Examinez les propos de Harris depuis qu’elle est devenue la candidate du Parti démocrate à la présidentielle et il n’y a pas grand-chose à dire, même si elle a déclaré à CNN la semaine dernière qu’il était nécessaire de se prémunir contre la « crise climatique, ouvre un nouvel onglet ». Elle poursuit une politique « d’ambiguïté stratégique » en matière de politique énergétique, ont déclaré ses collaborateurs à Reuters le mois dernier. Elle tient à ne pas rebuter les électeurs indécis des États clés, en particulier la Pennsylvanie, producteur de gaz, en vantant trop fort ses références en matière de climat.

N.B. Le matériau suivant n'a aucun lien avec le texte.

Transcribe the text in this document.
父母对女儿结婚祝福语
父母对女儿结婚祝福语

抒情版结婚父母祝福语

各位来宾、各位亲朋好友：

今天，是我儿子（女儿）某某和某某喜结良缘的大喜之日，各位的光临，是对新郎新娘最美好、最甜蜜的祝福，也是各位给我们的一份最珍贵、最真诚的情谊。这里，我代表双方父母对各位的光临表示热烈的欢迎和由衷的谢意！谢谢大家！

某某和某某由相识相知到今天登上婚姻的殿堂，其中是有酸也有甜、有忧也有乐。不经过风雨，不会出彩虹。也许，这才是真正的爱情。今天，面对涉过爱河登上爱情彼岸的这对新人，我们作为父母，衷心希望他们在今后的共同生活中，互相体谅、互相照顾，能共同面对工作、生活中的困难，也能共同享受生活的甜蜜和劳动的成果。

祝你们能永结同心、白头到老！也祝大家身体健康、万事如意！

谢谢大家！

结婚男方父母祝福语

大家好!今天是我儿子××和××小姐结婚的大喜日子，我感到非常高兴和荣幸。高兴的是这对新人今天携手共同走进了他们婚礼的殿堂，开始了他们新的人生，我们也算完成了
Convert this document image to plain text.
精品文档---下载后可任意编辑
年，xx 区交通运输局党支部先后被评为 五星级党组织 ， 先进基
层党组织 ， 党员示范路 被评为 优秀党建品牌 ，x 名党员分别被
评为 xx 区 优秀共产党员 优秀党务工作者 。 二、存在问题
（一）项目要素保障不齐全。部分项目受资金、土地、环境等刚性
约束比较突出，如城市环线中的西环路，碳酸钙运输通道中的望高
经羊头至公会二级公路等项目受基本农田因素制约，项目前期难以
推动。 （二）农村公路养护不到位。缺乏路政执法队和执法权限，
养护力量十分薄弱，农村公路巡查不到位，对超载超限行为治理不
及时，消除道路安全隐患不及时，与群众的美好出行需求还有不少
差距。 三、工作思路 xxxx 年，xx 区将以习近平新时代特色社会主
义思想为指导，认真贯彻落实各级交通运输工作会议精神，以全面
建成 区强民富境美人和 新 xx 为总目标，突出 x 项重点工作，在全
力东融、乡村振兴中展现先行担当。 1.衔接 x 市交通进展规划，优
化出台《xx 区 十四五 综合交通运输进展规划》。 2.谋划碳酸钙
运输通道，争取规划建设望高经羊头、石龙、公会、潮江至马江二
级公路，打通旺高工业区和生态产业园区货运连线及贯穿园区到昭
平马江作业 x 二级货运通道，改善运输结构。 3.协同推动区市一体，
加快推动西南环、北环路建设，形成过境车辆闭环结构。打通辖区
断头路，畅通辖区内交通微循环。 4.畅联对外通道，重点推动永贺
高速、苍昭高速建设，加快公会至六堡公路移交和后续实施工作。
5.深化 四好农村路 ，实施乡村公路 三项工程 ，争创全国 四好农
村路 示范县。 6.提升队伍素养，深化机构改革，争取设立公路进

Cela dit, si les démocrates prennent le contrôle de la Chambre des représentants ainsi que de la Maison Blanche lors des élections de novembre, Harris pourrait poursuivre un programme climatique ambitieux dans son pays et à l’étranger. Bien que le président Joe Biden ait réussi à accomplir beaucoup de choses avec sa loi sur la réduction de l’inflation (IRA), qui subventionne les technologies vertes, le Congrès a limité sa marge de manœuvre.

ACTION INTERNE

Biden a fixé un objectif de réduction des émissions de gaz à effet de serre des États-Unis de 50 à 52 %, ouvrant ainsi un nouvel onglet d'ici 2030 par rapport aux niveaux de 2005. Mais les États-Unis, deuxième pollueur mondial après la Chine, sont actuellement en passe de réduire leurs émissions de seulement 35 à 43 %, selon l’Environmental Protection Agency. À six ans seulement, il sera difficile de combler entièrement le déficit. Même ainsi, Harris serait sous pression pour proposer des mesures visant à réduire l’écart.
Graphiques Reuters
Comme d’autres pays, les États-Unis sont également censés dire l’année prochaine dans quelle mesure ils réduiront leurs émissions d’ici 2035 dans le cadre de l’accord de Paris sur le climat de 2015. Harris pourrait se permettre de fixer un objectif ambitieux de, disons, une réd...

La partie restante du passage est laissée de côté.